Featured Post by Mike Rundle »

Don’t Have An Intel Machine But Want To Code For The iPhone Anyway? Follow These Steps

I’ve got an Intel iMac and an older iBook G4, and before I read the “fine print” about the SDK only working on Intel machines, I had already started the download to my iBook (gimme a break, I was in bed!) After it downloaded I opened the main iPhone SDK package and noticed that no iPhone-specific things were listed under what it was about to install. I let it run its course, opened up Xcode, and just as I thought, it didn’t list the iPhone anywhere under available platforms, no Cocoa Touch application templates, etc.After doing some quick folder surfing, I got it to work: the SDK lets me develop for the iPhone, the emulator runs flawlessly, and all the documentation is available. Here are the steps I took:

  1. Once you’ve installed all the packages you’re allowed to install, go back into the mounted DMG and go into the Packages folder.
  2. See all the Aspen packages at the top? Double-click on them and install them, one at a time.
  3. You should now have a Platforms folder in your default installation directory, which for these packages is probably at the root level of your hard drive. Make sure it’s there.
  4. In that Platforms folder is where all of the iPhone-related SDK stuff was installed. Take everything in that folder and put it into the /Developer/Platforms/ folder in your main Developer directory.
  5. Restart Xcode (if you had it open) and you should be greeted with new choices for iPhone applications as well as the AspenSimulator device to test your code on.
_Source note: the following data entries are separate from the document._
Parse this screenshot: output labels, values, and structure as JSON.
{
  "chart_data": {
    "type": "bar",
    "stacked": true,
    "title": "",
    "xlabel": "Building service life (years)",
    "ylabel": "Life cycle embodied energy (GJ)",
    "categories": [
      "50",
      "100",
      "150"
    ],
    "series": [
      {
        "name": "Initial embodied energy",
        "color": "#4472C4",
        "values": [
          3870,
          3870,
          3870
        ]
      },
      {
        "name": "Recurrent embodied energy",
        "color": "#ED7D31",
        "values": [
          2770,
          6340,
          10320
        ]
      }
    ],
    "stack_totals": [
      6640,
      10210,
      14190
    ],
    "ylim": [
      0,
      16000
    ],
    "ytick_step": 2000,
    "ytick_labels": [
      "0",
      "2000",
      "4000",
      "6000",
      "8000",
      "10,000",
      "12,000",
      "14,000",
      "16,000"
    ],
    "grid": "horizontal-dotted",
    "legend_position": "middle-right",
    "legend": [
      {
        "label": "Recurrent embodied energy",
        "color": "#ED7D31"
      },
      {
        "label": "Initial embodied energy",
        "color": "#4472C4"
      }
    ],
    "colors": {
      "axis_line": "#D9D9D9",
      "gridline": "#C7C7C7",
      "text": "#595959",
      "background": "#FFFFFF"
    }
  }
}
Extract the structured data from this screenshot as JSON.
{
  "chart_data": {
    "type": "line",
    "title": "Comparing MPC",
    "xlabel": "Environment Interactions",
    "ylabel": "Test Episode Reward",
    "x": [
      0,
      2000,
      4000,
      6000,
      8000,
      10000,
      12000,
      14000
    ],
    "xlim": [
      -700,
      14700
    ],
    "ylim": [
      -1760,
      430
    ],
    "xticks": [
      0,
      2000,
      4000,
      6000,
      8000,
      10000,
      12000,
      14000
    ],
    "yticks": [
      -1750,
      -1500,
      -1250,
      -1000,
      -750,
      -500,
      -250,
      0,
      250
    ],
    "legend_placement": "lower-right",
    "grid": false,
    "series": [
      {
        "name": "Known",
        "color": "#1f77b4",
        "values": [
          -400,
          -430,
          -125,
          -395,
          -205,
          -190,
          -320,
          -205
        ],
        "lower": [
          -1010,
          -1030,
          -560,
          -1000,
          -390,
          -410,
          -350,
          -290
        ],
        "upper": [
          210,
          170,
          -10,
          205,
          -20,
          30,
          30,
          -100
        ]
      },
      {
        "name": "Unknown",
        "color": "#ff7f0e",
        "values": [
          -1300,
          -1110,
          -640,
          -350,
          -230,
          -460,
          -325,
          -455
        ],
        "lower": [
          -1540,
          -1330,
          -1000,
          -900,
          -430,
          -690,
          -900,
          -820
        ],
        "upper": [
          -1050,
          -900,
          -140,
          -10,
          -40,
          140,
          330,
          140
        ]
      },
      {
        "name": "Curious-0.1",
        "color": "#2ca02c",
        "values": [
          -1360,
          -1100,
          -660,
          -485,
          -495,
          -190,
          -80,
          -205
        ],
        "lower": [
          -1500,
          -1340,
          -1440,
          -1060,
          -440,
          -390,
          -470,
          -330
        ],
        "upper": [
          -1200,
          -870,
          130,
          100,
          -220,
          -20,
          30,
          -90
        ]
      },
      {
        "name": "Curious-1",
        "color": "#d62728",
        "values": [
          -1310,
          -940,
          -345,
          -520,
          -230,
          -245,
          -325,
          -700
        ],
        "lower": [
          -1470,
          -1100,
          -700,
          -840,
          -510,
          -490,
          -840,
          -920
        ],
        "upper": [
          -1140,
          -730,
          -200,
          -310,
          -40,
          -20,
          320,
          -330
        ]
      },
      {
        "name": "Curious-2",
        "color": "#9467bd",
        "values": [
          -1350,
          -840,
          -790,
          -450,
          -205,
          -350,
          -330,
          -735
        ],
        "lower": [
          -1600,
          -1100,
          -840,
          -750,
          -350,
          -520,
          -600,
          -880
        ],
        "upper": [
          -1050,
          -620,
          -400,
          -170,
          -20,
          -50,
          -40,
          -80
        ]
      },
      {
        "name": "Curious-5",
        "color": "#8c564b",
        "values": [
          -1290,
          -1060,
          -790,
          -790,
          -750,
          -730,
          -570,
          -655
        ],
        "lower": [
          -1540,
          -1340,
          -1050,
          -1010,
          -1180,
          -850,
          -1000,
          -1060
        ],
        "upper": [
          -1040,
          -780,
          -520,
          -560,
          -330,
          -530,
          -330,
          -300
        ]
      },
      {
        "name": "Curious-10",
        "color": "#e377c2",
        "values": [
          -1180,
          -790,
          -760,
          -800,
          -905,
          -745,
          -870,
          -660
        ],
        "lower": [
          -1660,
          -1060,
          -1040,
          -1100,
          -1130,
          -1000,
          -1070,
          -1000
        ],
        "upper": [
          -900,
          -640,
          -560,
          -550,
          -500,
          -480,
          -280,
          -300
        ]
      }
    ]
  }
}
The only oddity I’ve encountered so far is that you get 1 Warning when you build, because the target architecture doesn’t match (PPC vs. i386) but that’s to be expected. Also I don’t know if the certificates that Apple hands out once you’ve paid your $99 fee will work perfectly with this system, so for now I’d simply use it as a development environment and plan to get an Intel box running with the SDK sometime between now and June’s AppStore launch. It should be noted that I’ve got Leopard running on the iBook. But, it works!